Isso é natural no modo como os pré-escolares aprendem, disse David Deming, um professor de política pública, educação e economia em Harvard. Eles se movem com flexibilidade da área de arte à área de blocos durante o recreio; eles constroem estruturas e fazem colagens; compartilham brinquedos e experimentam de novo quando fazem confusão.

Um grande desafio --e que segundo ele é essencial para preparar as crianças para um mercado de trabalho em que tarefas rotineiras e individualizadas estão sendo automatizadas-- é garantir que esse estilo de educação não se perca nas séries mais avançadas, quando os professores usam palestras e currículos padronizados.

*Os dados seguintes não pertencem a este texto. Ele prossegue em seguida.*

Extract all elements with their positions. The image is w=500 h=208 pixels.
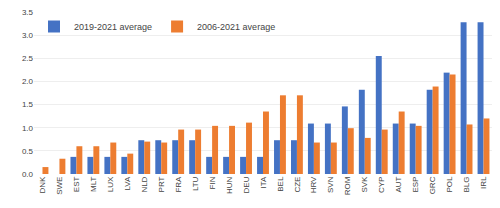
svg-text:LUX: LUX [106, 176, 115, 192]
svg-text:CZE: CZE [293, 177, 302, 193]
svg-text:3.5: 3.5 [22, 8, 34, 17]
svg-text:HUN: HUN [225, 176, 234, 194]
svg-text:2.0: 2.0 [22, 77, 34, 86]
svg-text:FRA: FRA [174, 176, 183, 193]
svg-text:LVA: LVA [123, 176, 132, 191]
svg-text:CYP: CYP [377, 177, 386, 193]
svg-text:SVK: SVK [360, 176, 369, 193]
svg-text:BEL: BEL [276, 176, 285, 192]
svg-text:2006-2021 average: 2006-2021 average [197, 22, 275, 32]
svg-text:2.5: 2.5 [22, 54, 34, 63]
svg-text:ESP: ESP [411, 177, 420, 193]
svg-text:BLG: BLG [462, 177, 471, 193]
svg-text:LTU: LTU [191, 176, 200, 191]
svg-text:ROM: ROM [343, 176, 352, 195]
svg-text:SVN: SVN [326, 176, 335, 193]
svg-text:HRV: HRV [309, 176, 318, 193]
svg-text:GRC: GRC [428, 176, 437, 194]
svg-text:0.5: 0.5 [22, 147, 34, 156]
svg-text:AUT: AUT [394, 176, 403, 192]
svg-text:EST: EST [72, 176, 81, 192]
svg-text:1.5: 1.5 [22, 100, 34, 109]
svg-text:DNK: DNK [38, 176, 47, 194]
svg-text:POL: POL [445, 176, 454, 193]
svg-text:1.0: 1.0 [22, 124, 34, 133]
svg-text:3.0: 3.0 [22, 31, 34, 40]
svg-text:DEU: DEU [242, 176, 251, 193]
svg-text:FIN: FIN [208, 176, 217, 189]
svg-text:PRT: PRT [157, 176, 166, 192]
svg-text:MLT: MLT [89, 176, 98, 192]
svg-text:0.0: 0.0 [22, 170, 34, 179]
svg-text:ITA: ITA [259, 176, 268, 189]
svg-text:IRL: IRL [479, 176, 488, 189]
svg-text:SWE: SWE [55, 177, 64, 195]
svg-text:NLD: NLD [140, 176, 149, 192]
svg-text:2019-2021 average: 2019-2021 average [74, 22, 152, 32]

Assim como os pré-escolares aprendem matemática operando uma loja de brincadeira, em vez de fazer planilhas, disse ele, os estudantes mais avançados devem aprender técnicas de governo encenando um Congresso, em vez de lendo um livro.

"Você está aprendendo a trabalhar em grupos e a ser criativo, e que esse problema que você enfrenta hoje parece um problema que você enfrentou em um contexto diferente um ano atrás", explicou ele. "Esse é um processo muito difícil para a inteligência artificial replicar."